The strength of this study is that the participants were women, results from females more accurately reflecting the published research findings in terms of depression, anxiety, and thyroid cancer. The cross-sectional nature of our study is its main weakness, further weaknesses being that we do not have risk classification of all cases and some patients were initially treated in other intuitions. However, the number of patients and the use of validated studies strengthen the validity of the findings. The fact that most of our patients are in earlier stages of DTC can be considered either a positive or a negative aspect of our study depending on the approach. That is, it may be negative since it limits generalizability, but it can also be regarded as positive since it demonstrates that even early-stage thyroid cancer has detrimental effects on the subjects’ well-being. In our study, the patient survival rate was between 1 and 23 years, with mean survival being 4.66 ± 3.04 years (Table 2). On this account, they were treated with different risk scales and approaches. We chose a TSH level of 2 as the cut-off to address the latter issue. Some patients had more extensive surgery in line with the guidelines of that particular year. A few patients had extensive surgery due to their surgeon’s preference. This can also be mentioned as a weakness of our work.

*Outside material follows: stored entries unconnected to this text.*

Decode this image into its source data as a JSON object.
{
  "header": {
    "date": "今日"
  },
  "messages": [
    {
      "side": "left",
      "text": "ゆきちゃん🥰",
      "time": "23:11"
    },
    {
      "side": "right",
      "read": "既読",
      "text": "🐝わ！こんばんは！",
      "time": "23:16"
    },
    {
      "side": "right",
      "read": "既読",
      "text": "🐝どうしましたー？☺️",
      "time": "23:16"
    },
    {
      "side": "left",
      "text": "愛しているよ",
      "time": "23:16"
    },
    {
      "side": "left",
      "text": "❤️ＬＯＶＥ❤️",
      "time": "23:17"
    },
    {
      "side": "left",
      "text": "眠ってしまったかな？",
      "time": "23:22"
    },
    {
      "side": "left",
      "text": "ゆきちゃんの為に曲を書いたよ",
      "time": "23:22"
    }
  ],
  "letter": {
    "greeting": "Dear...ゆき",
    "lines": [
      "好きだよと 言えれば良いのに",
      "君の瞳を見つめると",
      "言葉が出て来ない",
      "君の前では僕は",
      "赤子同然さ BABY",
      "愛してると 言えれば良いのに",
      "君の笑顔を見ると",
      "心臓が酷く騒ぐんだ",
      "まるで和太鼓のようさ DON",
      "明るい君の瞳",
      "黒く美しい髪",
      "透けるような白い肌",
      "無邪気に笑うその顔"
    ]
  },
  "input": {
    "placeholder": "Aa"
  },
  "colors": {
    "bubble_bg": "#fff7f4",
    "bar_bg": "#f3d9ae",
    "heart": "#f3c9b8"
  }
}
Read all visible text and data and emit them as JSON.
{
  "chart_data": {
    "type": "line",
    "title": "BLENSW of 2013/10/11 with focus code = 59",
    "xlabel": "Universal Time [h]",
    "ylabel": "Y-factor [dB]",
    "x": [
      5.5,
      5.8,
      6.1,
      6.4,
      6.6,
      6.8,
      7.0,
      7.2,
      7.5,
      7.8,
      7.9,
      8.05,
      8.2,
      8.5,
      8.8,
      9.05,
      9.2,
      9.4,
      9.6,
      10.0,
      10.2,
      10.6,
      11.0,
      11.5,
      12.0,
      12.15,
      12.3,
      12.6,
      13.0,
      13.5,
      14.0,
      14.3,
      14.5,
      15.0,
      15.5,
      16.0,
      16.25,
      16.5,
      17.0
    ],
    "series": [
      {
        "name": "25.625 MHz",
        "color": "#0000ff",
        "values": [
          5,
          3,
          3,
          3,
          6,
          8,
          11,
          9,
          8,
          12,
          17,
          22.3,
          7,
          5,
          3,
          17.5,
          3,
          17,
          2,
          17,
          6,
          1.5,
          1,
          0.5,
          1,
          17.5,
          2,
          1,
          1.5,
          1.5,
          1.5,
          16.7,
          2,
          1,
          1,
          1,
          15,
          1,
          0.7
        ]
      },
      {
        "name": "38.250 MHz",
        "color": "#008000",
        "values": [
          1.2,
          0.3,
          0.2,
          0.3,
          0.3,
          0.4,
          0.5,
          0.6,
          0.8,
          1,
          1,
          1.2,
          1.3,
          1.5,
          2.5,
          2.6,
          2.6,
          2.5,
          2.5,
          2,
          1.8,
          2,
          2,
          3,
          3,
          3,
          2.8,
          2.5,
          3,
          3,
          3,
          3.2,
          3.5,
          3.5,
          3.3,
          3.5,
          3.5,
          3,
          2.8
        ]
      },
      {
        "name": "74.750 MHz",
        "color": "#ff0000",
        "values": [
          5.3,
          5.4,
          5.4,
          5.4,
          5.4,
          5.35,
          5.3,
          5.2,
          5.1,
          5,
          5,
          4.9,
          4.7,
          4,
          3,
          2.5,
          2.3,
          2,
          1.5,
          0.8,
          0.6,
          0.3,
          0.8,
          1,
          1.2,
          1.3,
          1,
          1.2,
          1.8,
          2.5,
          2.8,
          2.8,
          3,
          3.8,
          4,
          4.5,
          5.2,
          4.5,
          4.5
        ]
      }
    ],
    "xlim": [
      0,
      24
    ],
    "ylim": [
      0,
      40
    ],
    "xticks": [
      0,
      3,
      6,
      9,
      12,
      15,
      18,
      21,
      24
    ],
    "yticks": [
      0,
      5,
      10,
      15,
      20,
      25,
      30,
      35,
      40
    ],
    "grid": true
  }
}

In conclusion, our results showed that the HRQoL of patients with DTC was decreased compared to that of the control group and that depression and anxiety increased. Most patients in our cohort are at low risk according to the ATA guidelines. Furthermore, those patients who had early-stage DTC, who comprised the majority of our cohort, did not undergo extensive surgery, such as prophylactic/therapeutic lymph node dissections. In light of these findings, it is clear that even in the early stages, DTCs are strongly associated with poor quality of life, depression, and anxiety, despite their excellent prognosis. We also found that this finding was independent of RAI treatment. To sum up, our study presents strong evidence that DTCs disrupt women’s quality of life and mental health.

We believe that patient education and support groups are essential to achieve improvement of HRQoL in thyroid cancer survivors. Routine psychiatric evaluation is also crucial to support these patients’ emotional well-being.